第二天秦菀知道消息的时候无比惊讶。
她这是乌鸦嘴吗?说啥啥中。
她正喝着软糯香甜的粳米粥,花厅外头却传来一阵嘈杂声,很快的,珠帘被掀开,二房一家五口气势汹汹的从外头进来了。
“母亲,您要为凝儿霜儿做主啊!”
许氏一进门便扑在老太太面前嚎啕大哭,一边哭一边控诉道:“都是一样的进宫,凭什么大小姐得了皇后娘娘赏赐的玉如意,而她们姊妹却被杖责?她为什么不保护妹妹们?这不公平!”
“你跑这里要公平来了?”
秦菀放下茶碗冷笑了一声,看向脸上肿胀青紫消了一些,但仍然鼻青脸肿的秦月凝姊妹一眼,冷冷开口道:“责罚她们是皇后娘娘下的命令,赏赐玉如意给我,也是皇后娘娘下的命令。大伯母有什么不满直接进宫去找皇后娘娘,没有必要在这里哭。”
许氏当然知道这都是皇后娘娘的意思。
可是她就是很气愤啊!
秦菀身为姐姐,为什么不保护两个妹妹呢?
“二伯母也别怪我没求情,事实上要不是我求情,两位妹妹从此之后怕是一辈子都没机会入宫了。”秦菀语气凉凉道:“我还没有大度到,别人害我,污蔑我,我还要不计前嫌的去帮忙的,二伯母记住了,不要让她们两个人再惹我!”

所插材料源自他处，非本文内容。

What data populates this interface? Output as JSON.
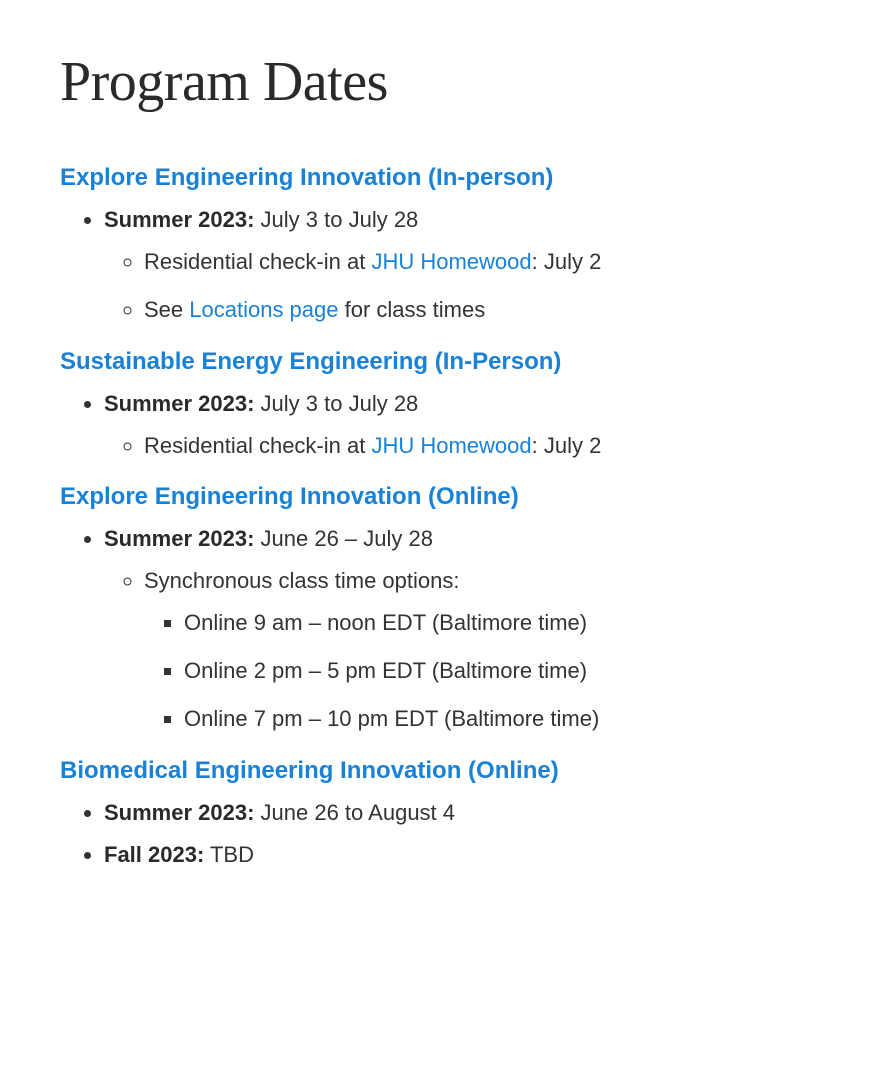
{
  "title": "Program Dates",
  "programs": [
    {
      "name": "Explore Engineering Innovation (In-person)",
      "sessions": [
        {
          "label": "Summer 2023:",
          "dates": " July 3 to July 28",
          "sub": [
            {
              "prefix": "Residential check-in at ",
              "link": "JHU Homewood",
              "suffix": ": July 2"
            },
            {
              "prefix": "See ",
              "link": "Locations page",
              "suffix": " for class times"
            }
          ]
        }
      ]
    },
    {
      "name": "Sustainable Energy Engineering (In-Person)",
      "sessions": [
        {
          "label": "Summer 2023:",
          "dates": " July 3 to July 28",
          "sub": [
            {
              "prefix": "Residential check-in at ",
              "link": "JHU Homewood",
              "suffix": ": July 2"
            }
          ]
        }
      ]
    },
    {
      "name": "Explore Engineering Innovation (Online)",
      "sessions": [
        {
          "label": "Summer 2023:",
          "dates": " June 26 – July 28",
          "sub": [
            {
              "prefix": "Synchronous class time options:",
              "options": [
                "Online 9 am – noon EDT (Baltimore time)",
                "Online 2 pm – 5 pm EDT (Baltimore time)",
                "Online 7 pm – 10 pm EDT (Baltimore time)"
              ]
            }
          ]
        }
      ]
    },
    {
      "name": "Biomedical Engineering Innovation (Online)",
      "sessions": [
        {
          "label": "Summer 2023:",
          "dates": "  June 26 to August 4"
        },
        {
          "label": "Fall 2023:",
          "dates": "  TBD"
        }
      ]
    }
  ]
}
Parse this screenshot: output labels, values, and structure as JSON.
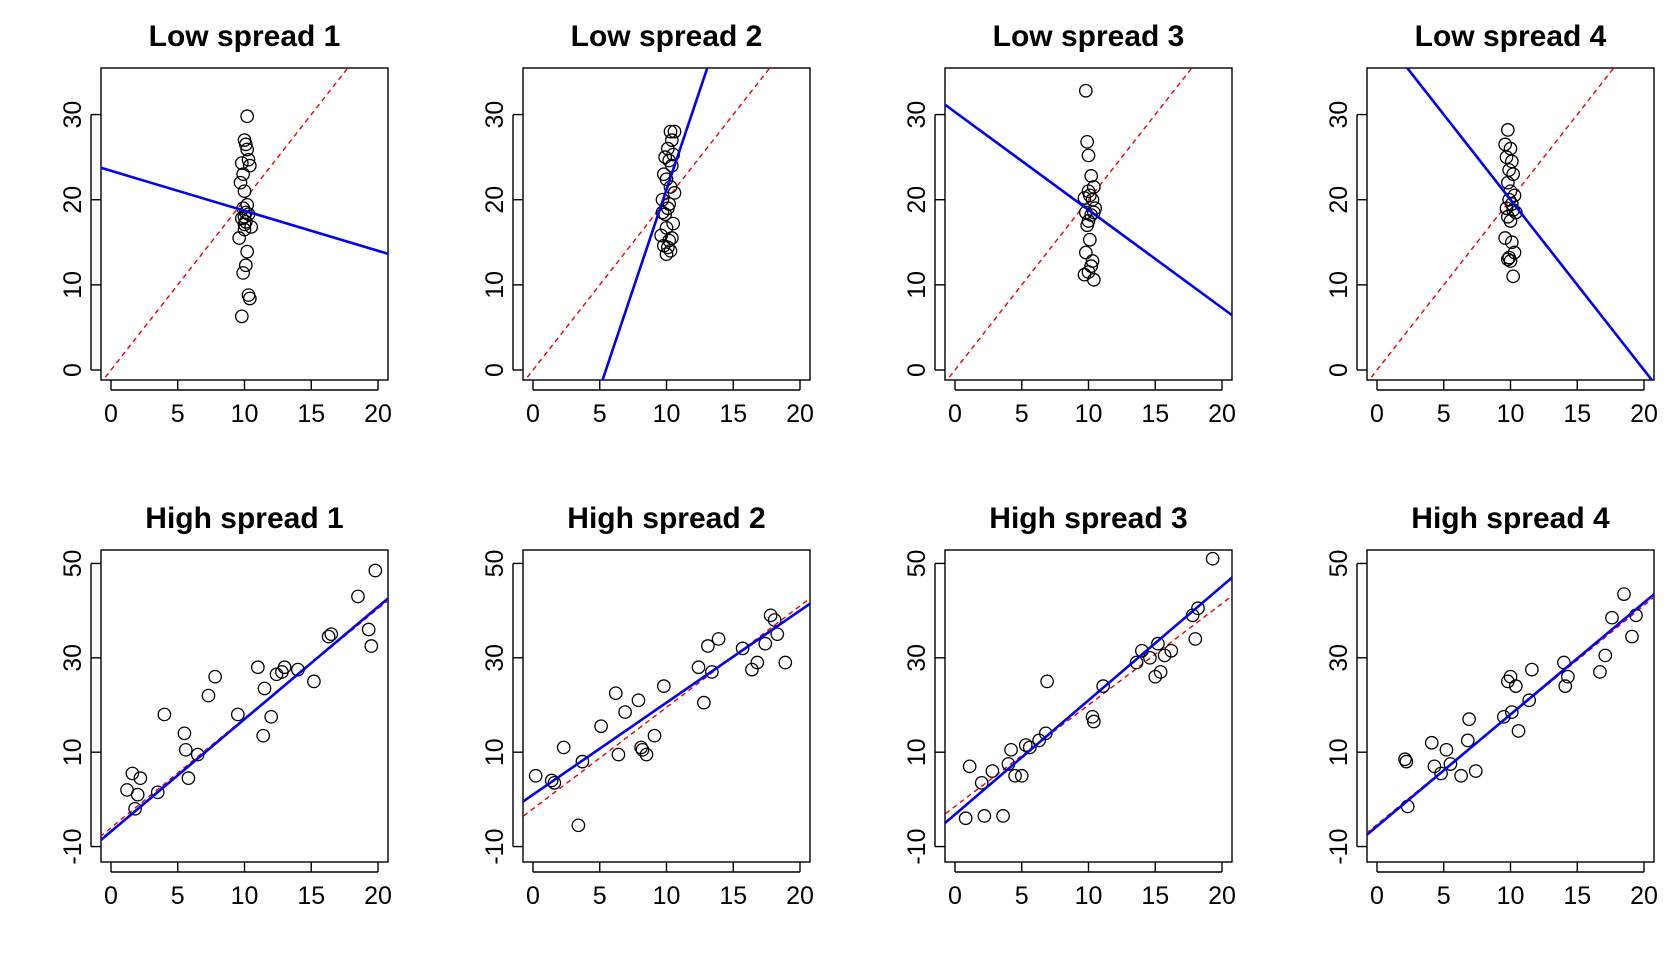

过去她或多或少没有将二老爷夫妇的野心迁怒到秦月凝姊妹身上,但是经过宫中一事,她对这两个妹妹已是厌恶至极。
多看一眼都不想。
许氏听她这样说,不由有些心虚闪躲。
自家女儿对秦菀做的那些事情,她如何不清楚呢?但是做母亲的就是这样,纵然是自己孩子对不起别人,她也不会责罚自家孩子,而是怨怪旁人为什么不多一些容忍。
秦菀为什么不容忍一下呢?大家都是姊妹,何必计较?
“行了,快带她们去养伤吧,还不嫌磕碜的。”秦太夫人听到此处,冷冷的看了许氏一眼,道:“幸亏宴会上有陈嬷嬷出面,否则莞儿就要被你的两个女儿害的万劫不复了!伯府也会被连累!还不快下去!”
许氏原本是带着两女儿来道歉的,但是她也不知道怎的,一进门就变成了控诉,指责,结果把秦太夫人与秦菀都惹毛了。
清楚的知道,秦菀现在就是伯府最大,最金贵的人物,她敢怒却不敢翻脸,闻言悻悻然的带着两个女儿离开。
但是临走时,到底没忍住,又祈求道:“母亲,原来您与当朝太后娘娘也有交情,怎么从来也没有听您说过?”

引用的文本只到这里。